Traditionally, OSINT has been the application of intelligence methods and tradecrafts to openly available information. Central to the intelligence method is the concept of the intelligence cycle, which describes the usual process to produce intelligence. This model puts a premium on human expertise at every stage of the cycle. To define relevant indicators and scenarios and information requirements one needs to understand the specifics of a particular region or issue.
Why is human analysis critical to OSINT?
Although standard indicators have been developed to forecast traditional risk (political instability, civil unrest, terrorism, or war), each country and situation is different, and it is necessary to take into account those local idiosyncrasies to outline an effective intelligence analysis.
The same goes for collection and assessment. Sources are assessed through a mix of objective metrics (reach, access…) and subjective ones (bias, reliability…) which require the knowledge and experience of a human analyst.
Some technology companies claim that they can produce intelligence analysis automatically using artificial intelligence. However, a case where such solutions actually produced an analytical output a decision-maker can use to make a decision is yet to be seen. The fact of the matter is that human analysts will remain critical to every stage of the work for the foreseeable future.
Human analysis is necessary because only humans:
- can currently compute many different factors in analytical meaningful ways
- have the creativity to tackle new phenomena or question and
- can understand the significance of information in context.

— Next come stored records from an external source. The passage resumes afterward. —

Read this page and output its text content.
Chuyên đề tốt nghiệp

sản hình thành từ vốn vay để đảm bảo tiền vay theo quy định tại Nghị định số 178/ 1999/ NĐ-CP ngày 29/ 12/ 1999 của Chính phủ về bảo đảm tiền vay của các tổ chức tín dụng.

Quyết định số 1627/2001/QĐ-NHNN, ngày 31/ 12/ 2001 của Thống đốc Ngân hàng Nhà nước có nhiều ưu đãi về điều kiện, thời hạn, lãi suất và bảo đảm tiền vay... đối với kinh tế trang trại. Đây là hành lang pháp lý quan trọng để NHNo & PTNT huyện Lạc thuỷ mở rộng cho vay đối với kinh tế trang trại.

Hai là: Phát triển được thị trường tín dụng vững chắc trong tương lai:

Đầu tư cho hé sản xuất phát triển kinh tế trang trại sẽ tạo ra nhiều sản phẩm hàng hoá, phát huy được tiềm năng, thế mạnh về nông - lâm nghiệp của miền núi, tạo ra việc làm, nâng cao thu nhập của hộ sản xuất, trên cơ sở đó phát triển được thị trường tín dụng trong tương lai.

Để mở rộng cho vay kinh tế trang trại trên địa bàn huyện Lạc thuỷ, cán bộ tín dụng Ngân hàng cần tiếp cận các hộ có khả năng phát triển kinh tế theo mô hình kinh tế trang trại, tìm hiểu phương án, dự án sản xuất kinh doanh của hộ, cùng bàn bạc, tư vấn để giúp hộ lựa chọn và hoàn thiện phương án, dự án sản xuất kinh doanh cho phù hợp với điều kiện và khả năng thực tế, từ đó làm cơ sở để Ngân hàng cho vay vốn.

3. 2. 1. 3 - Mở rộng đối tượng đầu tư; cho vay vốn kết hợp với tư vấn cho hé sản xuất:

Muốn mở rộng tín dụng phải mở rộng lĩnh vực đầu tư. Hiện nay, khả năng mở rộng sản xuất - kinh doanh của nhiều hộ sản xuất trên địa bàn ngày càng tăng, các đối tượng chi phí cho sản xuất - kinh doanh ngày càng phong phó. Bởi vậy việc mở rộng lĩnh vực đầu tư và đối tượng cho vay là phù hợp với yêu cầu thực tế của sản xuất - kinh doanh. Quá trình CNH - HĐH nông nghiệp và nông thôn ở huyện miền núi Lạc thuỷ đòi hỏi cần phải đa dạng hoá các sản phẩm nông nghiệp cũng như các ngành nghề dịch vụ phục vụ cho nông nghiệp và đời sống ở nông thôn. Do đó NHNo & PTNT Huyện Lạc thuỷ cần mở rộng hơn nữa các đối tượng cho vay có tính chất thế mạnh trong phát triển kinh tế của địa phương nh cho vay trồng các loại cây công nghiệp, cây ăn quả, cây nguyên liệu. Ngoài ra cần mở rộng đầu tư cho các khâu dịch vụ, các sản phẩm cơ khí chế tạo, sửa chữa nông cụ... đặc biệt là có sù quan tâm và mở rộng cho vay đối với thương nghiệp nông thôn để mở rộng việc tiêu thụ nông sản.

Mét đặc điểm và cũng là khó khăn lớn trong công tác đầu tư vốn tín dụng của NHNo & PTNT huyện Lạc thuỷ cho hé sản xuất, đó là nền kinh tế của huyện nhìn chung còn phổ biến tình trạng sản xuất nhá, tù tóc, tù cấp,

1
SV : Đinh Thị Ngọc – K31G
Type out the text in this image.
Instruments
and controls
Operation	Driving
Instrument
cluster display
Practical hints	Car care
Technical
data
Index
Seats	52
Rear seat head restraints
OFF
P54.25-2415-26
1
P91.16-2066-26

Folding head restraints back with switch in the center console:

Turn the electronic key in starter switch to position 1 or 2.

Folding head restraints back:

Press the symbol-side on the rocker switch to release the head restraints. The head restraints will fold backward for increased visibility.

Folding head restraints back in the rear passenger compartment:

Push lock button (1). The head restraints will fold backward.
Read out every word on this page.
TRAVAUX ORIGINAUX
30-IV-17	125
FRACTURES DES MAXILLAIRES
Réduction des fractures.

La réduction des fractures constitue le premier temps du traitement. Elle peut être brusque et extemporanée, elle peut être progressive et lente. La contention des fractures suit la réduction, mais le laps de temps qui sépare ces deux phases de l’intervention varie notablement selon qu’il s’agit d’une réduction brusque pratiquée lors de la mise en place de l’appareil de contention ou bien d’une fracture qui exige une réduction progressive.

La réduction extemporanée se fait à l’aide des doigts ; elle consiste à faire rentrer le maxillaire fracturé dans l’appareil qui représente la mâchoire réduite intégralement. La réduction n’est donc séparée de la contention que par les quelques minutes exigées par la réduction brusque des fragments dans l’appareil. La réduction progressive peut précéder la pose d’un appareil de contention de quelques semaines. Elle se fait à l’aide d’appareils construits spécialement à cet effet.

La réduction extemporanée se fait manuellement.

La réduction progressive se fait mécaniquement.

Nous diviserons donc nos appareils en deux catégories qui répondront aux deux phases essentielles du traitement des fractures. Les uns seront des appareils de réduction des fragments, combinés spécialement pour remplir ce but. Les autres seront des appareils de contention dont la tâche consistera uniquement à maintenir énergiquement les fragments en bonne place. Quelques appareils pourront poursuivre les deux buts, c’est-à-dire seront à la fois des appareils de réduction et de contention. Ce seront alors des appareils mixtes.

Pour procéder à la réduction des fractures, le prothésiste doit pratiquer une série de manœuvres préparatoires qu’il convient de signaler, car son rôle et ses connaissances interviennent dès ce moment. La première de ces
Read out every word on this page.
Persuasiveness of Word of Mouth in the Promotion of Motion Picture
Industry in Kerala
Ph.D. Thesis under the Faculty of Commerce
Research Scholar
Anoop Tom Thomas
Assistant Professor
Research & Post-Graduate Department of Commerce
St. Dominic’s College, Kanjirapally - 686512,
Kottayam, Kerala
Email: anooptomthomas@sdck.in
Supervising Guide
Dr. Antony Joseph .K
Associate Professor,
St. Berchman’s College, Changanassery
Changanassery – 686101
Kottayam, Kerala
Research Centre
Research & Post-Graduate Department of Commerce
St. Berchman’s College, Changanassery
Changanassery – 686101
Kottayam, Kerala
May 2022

What is the role of technology in OSINT?
OSINT in the 21st century cannot only rely on human insights, expertise, and creativity. The sheer volume of information constantly produced means technology must be included at every stage of the intelligence cycle.
Besides, technological development is changing the intelligence model. It used to be a push system where intelligence is selected, assessed, and analysed by an intelligence professional before being fed to decision-makers. Now it is moving toward a pull system where decision-makers will pull the intelligence they require "on-demand". But the production of such intelligence on demand is not an easy task. One needs to develop highly complex information and intelligence technological infrastructure.
How is technology used by analysts?
Over the past 20 years, the number of technological solutions to help with the various stages of intelligence has exploded. From free to use software like TweetDeck to high-end solutions such as Palantir, technologists have developed hundreds of more or less complex and specialised pieces of software to improve the tradecraft.
The tech stack available to OSINT analysts ranges from the easy-to-use software to technology requiring extensive technical expertise. As a result, OSINT analysts are increasingly split between the domain and technical experts.
While such specialisation is a sure sign that the tradecraft is becoming more mainstream and mature, it is also raising issues about how to integrate those technologies with human expertise.
Indeed, many technical solutions have been developed from the technical experts' perspective rather than from the domain expert one. And many of those solutions have proven highly valuable to the domain experts. However, there's often some confusion about what can be easily done technologically speaking and what is valuable for domain experts. What's more, the relative lack of technical skills among the domain experts has hindered the domain experts-led technological development.
Reconciling human expertise with technological capabilities has increasingly become a priority both for national agencies and private intelligence providers.
This realisation that the human expertise will remain critical to produce good intelligence became particularly obvious in the wake of the failed promises of AI for intelligence. From conversations with intelligence practitioners in the past couple of years, it has become clear that AI is nowhere near what is needed to support intelligence analysis.
As national agencies and private companies have come to realise that their expensive human workforce is here to stay they are looking for technology that empowers their analysts to do their job more efficiently.